I’ll use that count_substring_length() in a couple of places. Once in the read_substring() function itself, for the aforementioned allocation, and another time in the succession call to read() at the tail of the switch statement, when I need to know how much to increment to pointer so that I’m starting at the end of the substring that I just processed. This will make more sense with an example. Let’s make a list out of "red balloons".

read("red balloons") will look at the first char it was given. It is the default case in the switch, so it will

return makecell(read_substring(s), read(s + count_substring_length(s) + 1));

The first read_substring will first pass the string into count_substring_length to figure out the allocation.

count_substring_length will increment until it hits a terminal char, in this case a space. “red” is the substring, which is 3 bytes long.

Back in read_substring(), malloc() will allocate space for those 4 bytes, plus 1 more for the terminating '\0' in the copied string, and then, one by one, copy each char of the substring into the newly malloc()‘ed space, then tagging the end of it with a '\0', then returning that pointer, which is loaded into the new cell’s val member in the call to makecell(). Having read in the substring, the read function needs to know how far ahead to skip in the input string "red balloons" to get past the substring it’s processed, so it counts ahead again, in the line

return makecell(read_substring(s), read(s + count_substring_length(s) + 1));

and adds one more to get past the terminating space. The next call to read() will then see "balloons" by itself, and then read in that substring, and finally we’ll end up with a list of just two elements, instead of an element for each char as we had before.

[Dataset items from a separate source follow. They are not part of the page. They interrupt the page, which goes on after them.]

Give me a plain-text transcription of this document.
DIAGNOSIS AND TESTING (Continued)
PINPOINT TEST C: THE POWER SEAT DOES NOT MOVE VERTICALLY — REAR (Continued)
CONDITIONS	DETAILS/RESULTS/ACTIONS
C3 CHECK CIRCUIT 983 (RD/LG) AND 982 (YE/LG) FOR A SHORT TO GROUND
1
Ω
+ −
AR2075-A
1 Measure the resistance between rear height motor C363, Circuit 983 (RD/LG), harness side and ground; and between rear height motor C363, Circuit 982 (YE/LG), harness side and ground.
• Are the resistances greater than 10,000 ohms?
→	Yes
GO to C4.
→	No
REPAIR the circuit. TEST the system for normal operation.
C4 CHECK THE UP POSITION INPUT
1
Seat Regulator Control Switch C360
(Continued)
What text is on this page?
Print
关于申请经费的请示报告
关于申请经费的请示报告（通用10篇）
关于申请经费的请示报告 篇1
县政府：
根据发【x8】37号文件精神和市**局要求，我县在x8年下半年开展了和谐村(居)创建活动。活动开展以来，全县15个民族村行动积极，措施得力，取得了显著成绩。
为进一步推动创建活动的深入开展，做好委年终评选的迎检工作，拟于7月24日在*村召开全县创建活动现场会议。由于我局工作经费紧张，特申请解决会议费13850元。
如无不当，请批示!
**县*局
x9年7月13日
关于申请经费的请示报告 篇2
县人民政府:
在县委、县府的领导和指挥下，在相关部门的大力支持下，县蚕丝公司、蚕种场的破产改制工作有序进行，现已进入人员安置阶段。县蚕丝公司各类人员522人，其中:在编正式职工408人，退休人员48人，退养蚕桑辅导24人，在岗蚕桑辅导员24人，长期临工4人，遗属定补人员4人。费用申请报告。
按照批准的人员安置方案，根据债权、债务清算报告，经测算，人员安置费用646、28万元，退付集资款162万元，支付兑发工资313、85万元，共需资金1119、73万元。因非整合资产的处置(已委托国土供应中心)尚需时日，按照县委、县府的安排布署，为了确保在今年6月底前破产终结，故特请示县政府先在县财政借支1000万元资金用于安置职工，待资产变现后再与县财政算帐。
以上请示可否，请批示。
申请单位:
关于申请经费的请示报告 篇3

Address: 0x7ffb21c033f0, Value: red, Next: 0x7ffb21c033e0
Address: 0x7ffb21c033e0, Value: balloons, Next: 0x0

Now, we have a way to turn some input (a random string) into a linked list structure that contains a bunch of cells that contain substrings of that original string. We also have a couple of functions that can operate on the resulting linked list. Those functions, as they develop, will serve as the prototypes for all functions that operate on these lists.